# IBM Data Science | Dabases and SQL - SQL basics

Created by: Sangwook Cheon

Date: June 3, 2019 ~ June 17, 2019

Supplementary notes for the Database and SQL course provided by IBM, in addition to Jupyter Notebooks. These notes are created while watching classroom videos to catch anything that might not be included in the notebooks.

### Table of Contents:

- Introduction to SQL and Databases
- Basic SQL Commands
  - Create Table
  - Select
  - Count, Distinct, Limit
  - Insert
  - Update, Delete
- Suplementary Relational Database Concepts


## Introduction to SQL and Databases

**SQL** is a language used for relational databases to query data.

- Relational databases are data stored in tabular form, with columns and rows.
- RDBMS (Relational Database Management System) is a software tool for storing, organizing, and managing data.
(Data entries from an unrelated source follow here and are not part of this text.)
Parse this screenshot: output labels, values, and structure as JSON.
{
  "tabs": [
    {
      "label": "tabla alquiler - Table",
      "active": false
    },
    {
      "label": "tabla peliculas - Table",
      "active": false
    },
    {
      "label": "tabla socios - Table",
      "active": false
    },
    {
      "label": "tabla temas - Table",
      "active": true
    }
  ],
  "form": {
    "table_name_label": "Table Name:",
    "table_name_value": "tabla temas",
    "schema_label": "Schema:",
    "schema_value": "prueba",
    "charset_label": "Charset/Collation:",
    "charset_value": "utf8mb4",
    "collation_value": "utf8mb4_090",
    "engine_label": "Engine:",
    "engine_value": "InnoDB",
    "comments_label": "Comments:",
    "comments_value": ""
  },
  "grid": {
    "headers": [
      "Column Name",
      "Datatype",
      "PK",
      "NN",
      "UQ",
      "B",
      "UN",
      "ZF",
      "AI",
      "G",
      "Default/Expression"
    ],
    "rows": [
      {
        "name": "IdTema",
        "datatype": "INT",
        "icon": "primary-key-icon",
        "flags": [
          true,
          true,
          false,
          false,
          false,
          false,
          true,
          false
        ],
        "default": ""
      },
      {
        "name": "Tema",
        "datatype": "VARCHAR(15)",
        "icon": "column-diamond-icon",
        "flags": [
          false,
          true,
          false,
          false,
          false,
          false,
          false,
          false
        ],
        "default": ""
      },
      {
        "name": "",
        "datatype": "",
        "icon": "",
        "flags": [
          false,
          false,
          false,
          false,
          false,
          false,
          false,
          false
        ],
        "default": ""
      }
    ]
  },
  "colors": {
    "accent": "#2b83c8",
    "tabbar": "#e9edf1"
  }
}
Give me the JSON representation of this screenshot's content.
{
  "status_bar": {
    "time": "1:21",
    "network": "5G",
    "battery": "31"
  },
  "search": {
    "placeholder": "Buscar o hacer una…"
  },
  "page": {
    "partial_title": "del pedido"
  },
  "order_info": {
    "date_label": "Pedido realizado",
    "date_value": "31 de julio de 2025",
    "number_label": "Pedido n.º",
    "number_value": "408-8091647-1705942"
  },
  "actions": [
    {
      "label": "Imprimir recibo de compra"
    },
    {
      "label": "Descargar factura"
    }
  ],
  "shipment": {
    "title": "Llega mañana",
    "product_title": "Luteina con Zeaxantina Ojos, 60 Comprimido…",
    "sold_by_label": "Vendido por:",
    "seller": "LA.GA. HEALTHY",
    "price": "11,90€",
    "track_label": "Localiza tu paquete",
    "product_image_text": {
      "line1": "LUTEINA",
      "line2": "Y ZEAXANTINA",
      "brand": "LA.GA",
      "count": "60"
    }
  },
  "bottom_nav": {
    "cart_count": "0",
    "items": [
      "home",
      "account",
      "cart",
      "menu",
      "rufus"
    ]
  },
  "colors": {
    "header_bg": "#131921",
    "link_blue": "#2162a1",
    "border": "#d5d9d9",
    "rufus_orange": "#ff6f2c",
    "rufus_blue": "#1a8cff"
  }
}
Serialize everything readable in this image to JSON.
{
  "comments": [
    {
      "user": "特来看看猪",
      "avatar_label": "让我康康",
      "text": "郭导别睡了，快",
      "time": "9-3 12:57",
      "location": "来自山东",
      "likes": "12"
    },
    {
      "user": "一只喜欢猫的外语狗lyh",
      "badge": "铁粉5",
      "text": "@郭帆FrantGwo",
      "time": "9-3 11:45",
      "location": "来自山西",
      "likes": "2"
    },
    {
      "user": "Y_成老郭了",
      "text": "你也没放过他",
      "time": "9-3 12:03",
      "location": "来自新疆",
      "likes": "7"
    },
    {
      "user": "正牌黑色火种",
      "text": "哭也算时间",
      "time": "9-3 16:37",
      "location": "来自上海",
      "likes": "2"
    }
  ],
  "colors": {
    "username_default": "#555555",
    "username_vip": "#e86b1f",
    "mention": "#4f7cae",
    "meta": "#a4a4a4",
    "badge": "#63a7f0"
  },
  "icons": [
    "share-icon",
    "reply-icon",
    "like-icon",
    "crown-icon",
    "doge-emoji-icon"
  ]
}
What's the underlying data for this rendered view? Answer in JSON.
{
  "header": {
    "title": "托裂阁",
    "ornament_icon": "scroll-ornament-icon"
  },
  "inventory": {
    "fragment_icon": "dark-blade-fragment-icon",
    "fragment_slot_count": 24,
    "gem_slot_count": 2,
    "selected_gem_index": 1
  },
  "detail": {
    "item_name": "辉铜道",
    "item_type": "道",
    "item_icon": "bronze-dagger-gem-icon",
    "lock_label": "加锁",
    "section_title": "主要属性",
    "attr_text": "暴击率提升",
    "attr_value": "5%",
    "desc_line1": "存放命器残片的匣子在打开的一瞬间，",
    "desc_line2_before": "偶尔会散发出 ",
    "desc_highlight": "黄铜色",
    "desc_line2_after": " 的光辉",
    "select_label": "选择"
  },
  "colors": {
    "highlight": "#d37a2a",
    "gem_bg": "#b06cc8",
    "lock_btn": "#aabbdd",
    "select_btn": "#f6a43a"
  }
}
Not all types of data are in tabular form.

**Basic SQL Commands**: Create, Insert, Select, Update, Delete

**Cloud Database**: A a database service built and accessed through a Cloud platform. It serves many of the same functions as traditional databases with the added flexibility of **Cloud computing**. Users install software on a Cloud infrastructure to implement the database. Advantages include:

- Ease of use, users can access Cloud databases from virtually anywhere using a vendors API or web interface. 
- Scalability, Cloud databases can expand their storage capacities during runtime to accommodate changing needs, organizations only pay for what they use. 
- Disaster recovery, in the event of a natural disaster equipment failure or power outage data is kept secure through backups on remote servers.

Can use services like IBM db2 or AWS (I would personally go for AWS).



## Basic SQL Commands

DDL (Data Definition Language) statements: Define, change or drop data.

DML (Data Manipulation Language) statements: Read and motify data.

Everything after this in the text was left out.